We took time to reflect: “What have we accomplished together in 2024?” Our answer is a grateful memory in our hearts. We thank the host countries for their support of our migrant brothers and sisters, the diocesan and parish Caritas organizations, and religious institutions that provide shelters, hydration points, food, hygiene kits, medical care, psychosocial assistance, and legal aid. We are also grateful for the humanitarian aid from NGOs and United Nations agencies, as well as those supporting those left behind with psychological counseling for migration grief, the prevention of illegal migration and trafficking, and job training for youth and returnees.

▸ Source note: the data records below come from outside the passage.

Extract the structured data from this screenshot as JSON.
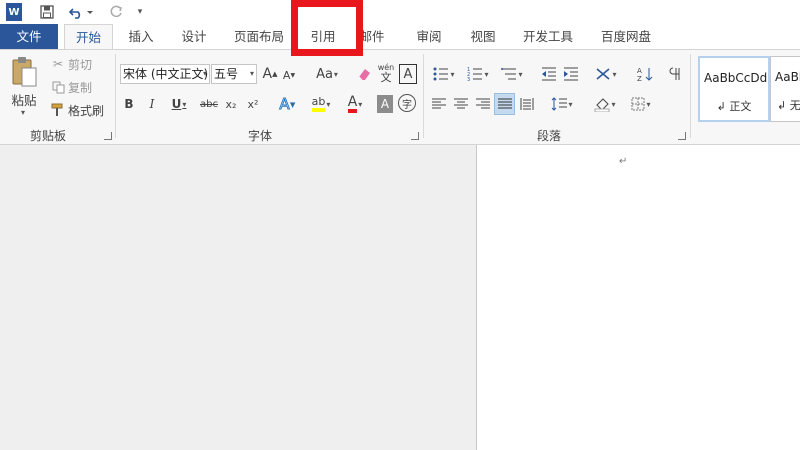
{
  "qat": {
    "word_icon": "W",
    "save_icon": "save-icon",
    "undo_icon": "undo-icon",
    "redo_icon": "redo-icon",
    "customize_icon": "customize-icon"
  },
  "tabs": [
    {
      "label": "文件"
    },
    {
      "label": "开始"
    },
    {
      "label": "插入"
    },
    {
      "label": "设计"
    },
    {
      "label": "页面布局"
    },
    {
      "label": "引用"
    },
    {
      "label": "邮件"
    },
    {
      "label": "审阅"
    },
    {
      "label": "视图"
    },
    {
      "label": "开发工具"
    },
    {
      "label": "百度网盘"
    }
  ],
  "clipboard": {
    "paste": "粘贴",
    "cut": "剪切",
    "copy": "复制",
    "format_painter": "格式刷",
    "group": "剪贴板"
  },
  "font": {
    "name": "宋体 (中文正文)",
    "size": "五号",
    "group": "字体",
    "bold": "B",
    "italic": "I",
    "underline": "U",
    "strike": "abc",
    "subscript": "x₂",
    "superscript": "x²",
    "grow": "A",
    "shrink": "A",
    "case": "Aa",
    "phonetic_top": "wén",
    "phonetic_bottom": "文",
    "border_char": "A",
    "effects": "A",
    "highlight": "ab",
    "font_color": "A",
    "shading": "A",
    "enclose": "字"
  },
  "paragraph": {
    "group": "段落"
  },
  "styles": [
    {
      "preview": "AaBbCcDd",
      "name": "↲ 正文"
    },
    {
      "preview": "AaBl",
      "name": "↲ 无"
    }
  ],
  "document": {
    "para_mark": "↵"
  },
  "colors": {
    "accent": "#2b579a",
    "highlight_box": "#e8161d",
    "highlight_yellow": "#ffff00",
    "font_red": "#e8161d"
  }
}
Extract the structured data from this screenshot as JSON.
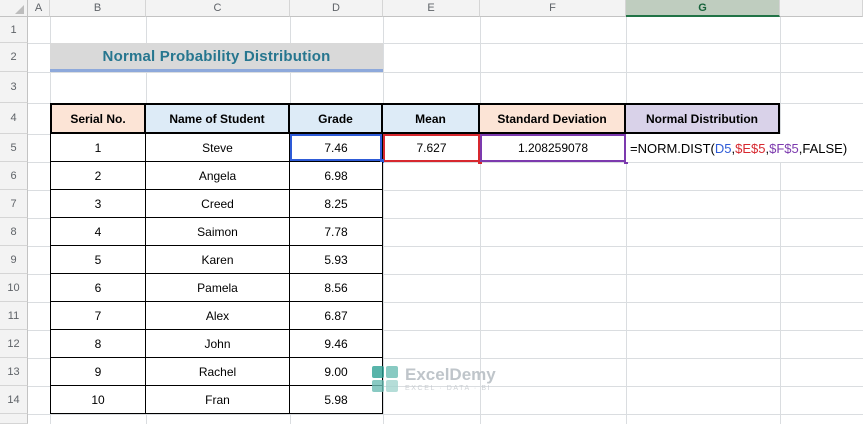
{
  "sheet": {
    "column_headers": [
      "A",
      "B",
      "C",
      "D",
      "E",
      "F",
      "G"
    ],
    "row_headers": [
      "1",
      "2",
      "3",
      "4",
      "5",
      "6",
      "7",
      "8",
      "9",
      "10",
      "11",
      "12",
      "13",
      "14"
    ],
    "active_column": "G"
  },
  "title": "Normal Probability Distribution",
  "table": {
    "headers": [
      "Serial No.",
      "Name of Student",
      "Grade",
      "Mean",
      "Standard Deviation",
      "Normal Distribution"
    ],
    "rows": [
      {
        "serial": "1",
        "name": "Steve",
        "grade": "7.46"
      },
      {
        "serial": "2",
        "name": "Angela",
        "grade": "6.98"
      },
      {
        "serial": "3",
        "name": "Creed",
        "grade": "8.25"
      },
      {
        "serial": "4",
        "name": "Saimon",
        "grade": "7.78"
      },
      {
        "serial": "5",
        "name": "Karen",
        "grade": "5.93"
      },
      {
        "serial": "6",
        "name": "Pamela",
        "grade": "8.56"
      },
      {
        "serial": "7",
        "name": "Alex",
        "grade": "6.87"
      },
      {
        "serial": "8",
        "name": "John",
        "grade": "9.46"
      },
      {
        "serial": "9",
        "name": "Rachel",
        "grade": "9.00"
      },
      {
        "serial": "10",
        "name": "Fran",
        "grade": "5.98"
      }
    ],
    "mean": "7.627",
    "std_dev": "1.208259078"
  },
  "formula": {
    "segments": [
      {
        "text": "=NORM.DIST(",
        "color": "#000000"
      },
      {
        "text": "D5",
        "color": "#2E5BD7"
      },
      {
        "text": ",",
        "color": "#000000"
      },
      {
        "text": "$E$5",
        "color": "#D7282F"
      },
      {
        "text": ",",
        "color": "#000000"
      },
      {
        "text": "$F$5",
        "color": "#7C3AAE"
      },
      {
        "text": ",FALSE)",
        "color": "#000000"
      }
    ]
  },
  "colors": {
    "ref_blue": "#2E5BD7",
    "ref_red": "#D7282F",
    "ref_purple": "#7C3AAE",
    "excel_green": "#217346",
    "title_color": "#26768F",
    "title_bg": "#D9D9D9",
    "title_underline": "#8EA9DB",
    "header_serial_bg": "#FCE4D6",
    "header_name_bg": "#DDEBF7",
    "header_grade_bg": "#DDEBF7",
    "header_mean_bg": "#DDEBF7",
    "header_std_bg": "#FCE4D6",
    "header_normal_bg": "#D9D2E9"
  },
  "watermark": {
    "brand": "ExcelDemy",
    "tagline": "EXCEL · DATA · BI"
  }
}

Thank you, because every humanitarian action becomes a work of charity, accompanied by pastoral care, as Pope Francis reminds us in his message for the 110th World Day of Migrants and Refugees 2024: “Many migrants experience God as a traveling companion, a guide, and an anchor of salvation. They entrust themselves to Him before departing and turn to Him in times of need. They seek comfort in despair, and thanks to Him, Good Samaritans appear along the way. To Him, they entrust their hopes in prayer.”
With grateful hearts, we presented this reality during the Eucharist and entrusted it to the heart of Our Lady of Guadalupe. With her maternal presence, she shows us the path of synodality, reminding us that God walks with His people in this migration reality, giving us the fraternal strength to welcome and accompany those who come to us, asking not to be abandoned.
Our prayer will be the strength that fosters solidarity, represented in so many welcoming faces, outstretched hands, and fraternal hearts.